Хотя не видно было ни Лоренцо, ни Джулиано, но Товарищи Ночи и охранники Медичи верхами прочесывали округу, чтобы очистить ее от нищих и карманников. Обнаженные сверкающие клинки были у них наготове, и они проезжали сквозь толпы верующих, как небесные воины, чтобы жестокостью и страхом возвратить народу порядок. Те, кто не молился или просто не стоял на коленях, рисковали попасть под удар. Почти все горожане бежали в панике, когда начались взрывы, но примерно с тысячу людей осталось, и их цветочные гирлянды и церковные свечи розарием окружали собор. Мастеровые и торговки, крестьяне и патриции, шлюхи и монашки — все вместе просили милости у Мадонны, молили вмешаться и развеять дурное знамение, принесенное Флоренции упавшим голубем. Образ Богоматери, охраняемый людьми Медичи, все еще находился в центре площади. Мадонна по-прежнему озирала молящих слепыми нарисованными глазами.

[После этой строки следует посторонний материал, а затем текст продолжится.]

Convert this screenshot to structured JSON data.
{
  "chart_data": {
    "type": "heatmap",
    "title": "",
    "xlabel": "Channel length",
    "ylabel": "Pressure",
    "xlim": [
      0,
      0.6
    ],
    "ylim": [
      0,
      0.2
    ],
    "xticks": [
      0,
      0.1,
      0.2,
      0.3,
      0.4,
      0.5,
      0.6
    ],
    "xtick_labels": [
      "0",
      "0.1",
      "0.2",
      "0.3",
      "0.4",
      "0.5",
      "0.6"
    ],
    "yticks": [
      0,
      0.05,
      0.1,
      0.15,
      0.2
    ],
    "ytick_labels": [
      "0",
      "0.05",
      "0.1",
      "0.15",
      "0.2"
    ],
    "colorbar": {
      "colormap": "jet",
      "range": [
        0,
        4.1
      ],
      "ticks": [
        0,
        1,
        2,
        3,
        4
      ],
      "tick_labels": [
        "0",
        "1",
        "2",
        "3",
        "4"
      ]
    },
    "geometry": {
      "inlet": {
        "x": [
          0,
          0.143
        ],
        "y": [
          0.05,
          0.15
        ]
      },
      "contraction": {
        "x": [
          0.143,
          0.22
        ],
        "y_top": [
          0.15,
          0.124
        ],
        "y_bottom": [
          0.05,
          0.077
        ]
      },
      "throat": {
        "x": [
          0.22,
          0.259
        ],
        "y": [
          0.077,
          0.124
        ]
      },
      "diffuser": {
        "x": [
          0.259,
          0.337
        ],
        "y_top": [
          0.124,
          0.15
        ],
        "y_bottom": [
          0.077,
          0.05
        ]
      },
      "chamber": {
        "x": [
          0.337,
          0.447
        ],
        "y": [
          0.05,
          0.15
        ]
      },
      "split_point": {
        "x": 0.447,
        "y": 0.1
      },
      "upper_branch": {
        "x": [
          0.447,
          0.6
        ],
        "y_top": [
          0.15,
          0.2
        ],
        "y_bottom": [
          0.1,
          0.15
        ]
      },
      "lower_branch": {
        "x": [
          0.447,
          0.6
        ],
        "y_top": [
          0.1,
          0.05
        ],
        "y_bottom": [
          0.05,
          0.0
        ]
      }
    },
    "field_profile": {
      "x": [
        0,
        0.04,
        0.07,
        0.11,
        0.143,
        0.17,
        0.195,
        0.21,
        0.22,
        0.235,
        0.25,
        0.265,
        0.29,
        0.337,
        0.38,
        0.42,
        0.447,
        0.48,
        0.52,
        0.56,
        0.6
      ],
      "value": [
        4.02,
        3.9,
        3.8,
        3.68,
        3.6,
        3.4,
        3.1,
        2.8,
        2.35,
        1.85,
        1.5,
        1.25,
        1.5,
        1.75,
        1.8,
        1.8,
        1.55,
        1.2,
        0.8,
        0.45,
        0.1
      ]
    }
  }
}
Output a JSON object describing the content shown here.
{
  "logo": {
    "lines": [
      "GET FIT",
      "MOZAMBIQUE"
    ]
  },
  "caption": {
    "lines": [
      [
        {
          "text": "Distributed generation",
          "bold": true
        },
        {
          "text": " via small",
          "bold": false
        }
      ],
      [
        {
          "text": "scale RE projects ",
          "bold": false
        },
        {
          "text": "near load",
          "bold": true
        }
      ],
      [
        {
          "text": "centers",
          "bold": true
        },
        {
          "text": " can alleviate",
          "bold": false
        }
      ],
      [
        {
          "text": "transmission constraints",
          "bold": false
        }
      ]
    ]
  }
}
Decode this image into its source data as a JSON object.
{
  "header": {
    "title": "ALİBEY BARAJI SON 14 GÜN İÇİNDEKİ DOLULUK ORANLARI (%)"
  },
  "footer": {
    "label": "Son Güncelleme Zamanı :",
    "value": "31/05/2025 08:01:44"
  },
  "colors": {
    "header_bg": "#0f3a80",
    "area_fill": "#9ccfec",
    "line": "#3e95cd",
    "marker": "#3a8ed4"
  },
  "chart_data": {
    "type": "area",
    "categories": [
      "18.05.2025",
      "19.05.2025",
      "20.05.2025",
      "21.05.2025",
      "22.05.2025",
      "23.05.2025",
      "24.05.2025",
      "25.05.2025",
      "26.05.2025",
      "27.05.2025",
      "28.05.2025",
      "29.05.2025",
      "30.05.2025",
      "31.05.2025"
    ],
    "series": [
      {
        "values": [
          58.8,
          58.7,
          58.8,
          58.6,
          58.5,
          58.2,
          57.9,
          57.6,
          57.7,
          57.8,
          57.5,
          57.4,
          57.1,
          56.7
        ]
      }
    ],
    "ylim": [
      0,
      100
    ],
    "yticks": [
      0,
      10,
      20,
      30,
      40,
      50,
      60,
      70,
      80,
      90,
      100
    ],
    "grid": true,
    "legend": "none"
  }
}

Принесенный слабым, едва ощутимым ветерком запах лилий смешивался с едкой вонью пепелища.
— Мастер Леонардо, ты видишь там, впереди, то, чего не видим мы? — спросил Никколо, выпуская наконец руку Леонардо.
— Что я там вижу, юный Никко?
— Знай я ответ, мне не нужно было бы задавать вопрос.
— Я смотрел в себя. Хотя глаза мои глядели на то, что перед нами, видел я лишь свои мысли. Тебе это понятно?
— Конечно. У меня была тетка, которая спала с открытыми глазами, как сова, но не прекращала храпеть, даже если мочились ей на ноги.
Леонардо улыбнулся, потом повернулся к Сандро и кивнул ему, безмолвно извиняясь.
— Но если я смотрю не видя, это значит, что я — во тьме, — продолжал Никколо.
Леонардо снисходительно глянул на мальчика, но тот не умолкал:
— Эта тьма — в моей душе, и я чувствую, что вот-вот свалюсь с края отвесного утеса в абсолютный, извечный мрак. Однако порой я хочу упасть. — Мальчик пристально всматривался в Леонардо, как тогда, когда Леонардо впервые увидел его рядом с Тосканелли в студии Верроккьо. — Ты сейчас чувствуешь себя так же — из-за этой дамы, Джиневры?
— Да, Никколо, — сказал Леонардо ласково и уважительно, — именно это я и чувствую. — И обратился к Сандро: — Расскажи мне все, что знаешь. Я не принимаю того, что сказала она.
— Однако, боюсь, Леонардо, тебе придется это принять, — отозвался Сандро.
В это время вокруг носилок началась давка.
— Кажется, Деве и впрямь не везет; давай-ка уйдем отсюда, пока не стряслось еще какой-нибудь беды.
— Согласен, — кивнул Леонардо. — Нам надо поговорить.
Но тут Никколо крикнул, что сейчас вернется, и нырнул в толпу, исчезнув в направлении повозки с огромными колесами. Леонардо успел лишь сердито что-то крикнуть ему вслед.
— Плохая из меня нянька, — пробормотал он. — Пошли отыщем его и уйдем отсюда. Один раз я уже потерял его в толпе; больше я этого не сделаю.
По крайней мере на миг Леонардо забыл о себе, и его непокой и любовная боль унялись.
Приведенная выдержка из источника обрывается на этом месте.